With its G rating, the target audience for Disney/Pixar’s Monsters University, a 3D prequel to the 2001 hit Monsters, Inc., is presumably children. Indeed, more than a few of them were present at the screening I attended, and I would say they ranged in age from eighteen months to eight years. With the exception of the eighteen-month-olds, the rest of the kids presumably wanted to see it, not only because of their familiarity with the previous film, but also because the ads have appealed directly to them. And yet they seemed to grow restless as it played, as if they were losing interest in what was happening.
I think I now understand why this was happening; the story is set on a college campus, and every character, theme, and joke is at the mercy of college-related social and academic affairs. Essentially, they were discovering that there was nothing about the film they could relate to.
It pains me to have to say this, but Monsters University has officially overshadowed Cars 2 as the weakest film Pixar has ever made. It doesn’t seem designed for anyone on either end of the age spectrum. Children cannot be expected to understand the significance of earning a degree with the intention of pursuing a career, nor are they likely to know anything about fraternities, clubs devoted to extracurricular activities, or sophomoric pranks like stealing the rival college’s pig mascot. Similarly, adults will probably be put off by the innocent way with which the story is told; they will view it as a highly sanitized version of National Lampoon’s Animal House.
And although lack of originality is hardly a new phenomenon in movies – or in any narrative form, for that matter – the film nevertheless suffers from it. It is, in fact, so generically formulated, both structurally and thematically, that I would wager even kids can guess what will happen.
When introduced in 2001, the one-eyed Mike Wazowski and the furry behemoth James “Sulley” Sullivan were roommates and employees at Monsters, Inc., where it was their job to magically enter the rooms of human children and collect their frightened screams as a power source. It was ultimately discovered that laughter yielded much better results. Monsters University takes place in the years prior to these events, showing how Mike (voiced by Billy Crystal) and Sulley (voiced by John Goodman) first met as students at the titular college and transitioned from worst enemies to best friends. The two could not be anything less alike; Mike, bookish and unpopular, studies feverishly in an attempt to fulfill his lifelong dream of being a scarer at Monsters, Inc., while Sulley, the posturing BMOC, coasts by largely on family connections. The irony is that Mike, so resolute, is deemed not scary enough. Sulley, on the other hand, doesn’t take his studies seriously at all and yet is a natural-born scarer.

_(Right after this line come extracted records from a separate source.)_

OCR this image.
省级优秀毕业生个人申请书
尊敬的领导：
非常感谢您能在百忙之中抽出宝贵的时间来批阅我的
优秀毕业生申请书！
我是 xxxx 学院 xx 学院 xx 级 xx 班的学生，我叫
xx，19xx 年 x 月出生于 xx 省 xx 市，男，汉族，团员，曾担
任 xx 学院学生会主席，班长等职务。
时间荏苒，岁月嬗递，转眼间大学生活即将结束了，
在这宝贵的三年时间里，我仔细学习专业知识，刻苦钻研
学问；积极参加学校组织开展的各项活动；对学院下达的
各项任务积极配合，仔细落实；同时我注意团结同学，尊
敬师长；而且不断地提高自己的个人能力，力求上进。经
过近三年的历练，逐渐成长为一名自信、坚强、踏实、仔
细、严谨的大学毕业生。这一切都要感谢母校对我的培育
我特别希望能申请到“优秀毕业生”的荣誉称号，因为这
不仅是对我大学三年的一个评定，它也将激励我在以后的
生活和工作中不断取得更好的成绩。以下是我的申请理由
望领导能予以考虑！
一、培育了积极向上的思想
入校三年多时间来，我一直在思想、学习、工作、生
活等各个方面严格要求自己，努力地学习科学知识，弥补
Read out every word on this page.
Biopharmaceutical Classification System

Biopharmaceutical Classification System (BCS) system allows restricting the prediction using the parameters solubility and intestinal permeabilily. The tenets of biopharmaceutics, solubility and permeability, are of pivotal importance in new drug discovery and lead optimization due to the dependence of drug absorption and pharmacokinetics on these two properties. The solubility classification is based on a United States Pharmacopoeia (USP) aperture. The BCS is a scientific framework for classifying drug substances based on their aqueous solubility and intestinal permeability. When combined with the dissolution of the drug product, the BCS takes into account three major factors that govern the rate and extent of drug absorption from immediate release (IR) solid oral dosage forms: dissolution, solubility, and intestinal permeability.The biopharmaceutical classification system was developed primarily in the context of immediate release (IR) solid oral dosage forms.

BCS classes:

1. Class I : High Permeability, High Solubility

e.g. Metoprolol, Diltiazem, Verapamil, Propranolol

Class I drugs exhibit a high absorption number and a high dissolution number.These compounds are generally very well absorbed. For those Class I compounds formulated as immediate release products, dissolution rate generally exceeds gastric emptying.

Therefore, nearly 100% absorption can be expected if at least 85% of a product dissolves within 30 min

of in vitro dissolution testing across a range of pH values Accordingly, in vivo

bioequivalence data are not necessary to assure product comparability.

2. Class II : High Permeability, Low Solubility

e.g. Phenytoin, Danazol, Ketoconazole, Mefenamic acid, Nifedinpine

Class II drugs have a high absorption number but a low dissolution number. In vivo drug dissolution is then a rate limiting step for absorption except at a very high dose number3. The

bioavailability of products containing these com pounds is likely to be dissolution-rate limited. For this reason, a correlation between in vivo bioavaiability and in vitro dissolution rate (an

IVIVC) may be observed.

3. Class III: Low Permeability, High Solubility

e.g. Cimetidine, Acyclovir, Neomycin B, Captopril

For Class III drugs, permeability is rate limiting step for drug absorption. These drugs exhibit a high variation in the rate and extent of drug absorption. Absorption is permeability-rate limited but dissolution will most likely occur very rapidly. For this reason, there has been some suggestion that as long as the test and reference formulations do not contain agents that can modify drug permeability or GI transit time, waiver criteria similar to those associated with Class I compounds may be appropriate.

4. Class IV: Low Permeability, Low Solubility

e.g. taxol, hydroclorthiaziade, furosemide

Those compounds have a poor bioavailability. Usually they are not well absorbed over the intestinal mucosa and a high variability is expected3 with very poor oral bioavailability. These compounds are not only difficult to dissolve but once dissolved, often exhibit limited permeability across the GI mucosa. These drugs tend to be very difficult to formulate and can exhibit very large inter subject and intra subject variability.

The rivalry between the two monsters is so great that school dean Hardscrabble (voiced by Helen Mirren), an overly stern cross between a centipede and a dragon, flunks them both out of a prestigious scaring program. Mike, determined to prove himself worthy of reentering, joins a small misfit fraternity with the intention of taking part in an annual school scaring competition – a monster triathlon, if you will. In order for Mike’s fraternity to qualify, they need one more team member. Here enters Sulley, who also wants to reenter the scaring program. Albeit, it’s for reasons less academic and more egocentric; he was a member of a much more popular fraternity before being kicked out, and now he wants back in. I won’t describe the events of the competition, and I leave it for you to discover who wins each round and how. Although the final round includes a genuinely surprising twist, the ramifications of the twist aren’t surprising at all, given how stories like this tend to play out.
And that’s the most disappointing thing of all. Of the several reasons why the Pixar films have typically been better than the average animated family fare, an emphasis on story and character development places at the top of the list; the creative teams sought not only to stimulate the imagination but also to appeal to the intelligence of both children and adults. As evidence, consider the masterful WALL-E, which, apart from a breathtaking visual achievement, was a touching love story, an insightful commentary on environmentalism and mass consumerism, and a thoughtful character study. The filmmakers made it possible for children to respond to the title character; yes, he’s a robot, but he’s also inquisitive, caring, and brave. There’s no indication that anyone involved with Monsters University went that extra mile. The story and characters are built on ideas so broadly defined that they could have fit into any family film, animated or otherwise. Its message is also not the most compelling, especially for anyone who actually does need a college education to get ahead.
In the spirit of fairness, children may respond well to the references made to the previous film, the most significant being the character of Randy Boggs (Steve Buscemi), a chameleon; before becoming a cutthroat competitor and the primary antagonist of Monsters, Inc., he was a nerdy outcast and, for a brief period of time, Mike’s roommate and friend. They will undoubtedly enjoy the bright visuals (which will, of course, be dimmed by a pair of 3D glasses) and the monsters themselves, which are made to look otherworldly without being overly frightening. But when it comes to plot, character, and theme, there isn’t much Monsters University can do for them. I know this because I sat in a theater full of children, and they spent more time either squirming in their seats or requesting bathroom breaks than actually watching the film. There’s nothing quite like having to shift your legs to one side every five minutes to allow a mom and her three children to pass by.